The announcement by UN special envoy for Yemen, Hans Grundberg, marks the latest step to end the deadly nine-year war that has killed hundreds of thousands of people and triggered one of the world’s worst humanitarian crises.

It follows recent meetings by Grundberg in Saudi Arabia and Oman with Rashad Al-Alimi, head of Yemen’s Saudi-backed presidential council, and Mohammed Abdul Salam, the chief negotiator of the Iran-backed Houthi rebels.

Grundberg said he “welcomes the parties’ commitment to a set of measures to implement a nation-wide ceasefire and (to) engage in preparations for the resumption of an inclusive political process,” according to a statement by his office.

The envoy “will now engage with the parties to establish a roadmap under UN auspices that includes these commitments and supports their implementation,” the statement added.

The roadmap includes commitments to pay civil servants’ salaries, open routes into the rebel-blockaded city of Taez and other parts of Yemen, and resume oil exports, according to the statement.

Yemen has been gripped by conflict since the Iran-backed Houthi rebels took control of the capital Sanaa in 2014, triggering a Saudi-led military intervention in support of the beleaguered government the following year.

A UN-brokered ceasefire that took effect in April 2022 brought a sharp reduction in hostilities.
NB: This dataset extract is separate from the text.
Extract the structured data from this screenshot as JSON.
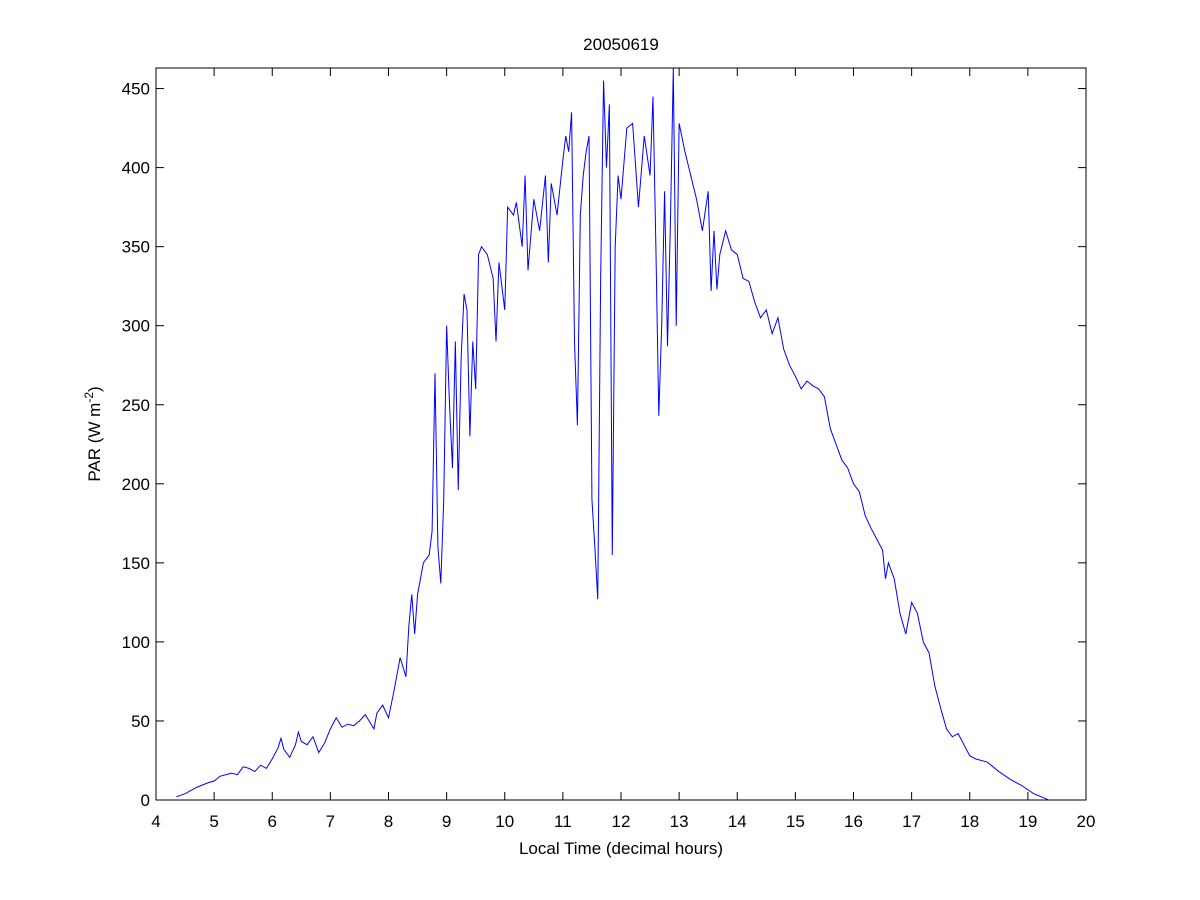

The truce expired in October last year, though fighting largely remains on hold.

Red Sea Attacks

The agreement comes amid a flurry of attacks by the Houthi rebels on key shipping lanes in the Red Sea in solidarity with Palestinians in the Gaza Strip, where Israel is fighting Hamas militants.

The Houthis have pledged to attack Israel-linked vessels or ships heading to Israeli ports unless an end is brought to the Israel-Hamas war that started on October 7.

They have launched more than 100 drone and missile attacks, targeting 10 merchant vessels and involving more than 35 different countries, according to the Pentagon.

The attacks by the rebels are imperiling a transit route that carries up to 12 percent of global trade, prompting the United States to set up a multinational naval task force to protect Red Sea shipping.

The latest agreement also coincides with a push by Saudi Arabia to extricate itself from the conflict, despite slim hopes of a lasting peace.

The oil-rich monarchy gave a signal this year by resuming ties with Iran, which backs the Houthis against the Saudi-supported government in a proxy war.

The Saudi-led intervention’s stated aim was to protect civilians from Houthi attacks, restore the government, and stop Yemen from becoming a safe haven for Iranian-backed forces.

Eight years in, the rebels control swathes of the country and command an impressive arsenal of weapons that they have used to attack Saudi Arabia and the United Arab Emirates, another coalition member.

Many analysts are pessimistic that Riyadh’s plans for a downsized military role will bring peace to Yemen, which remains deeply fractured along religious, regional, and political lines.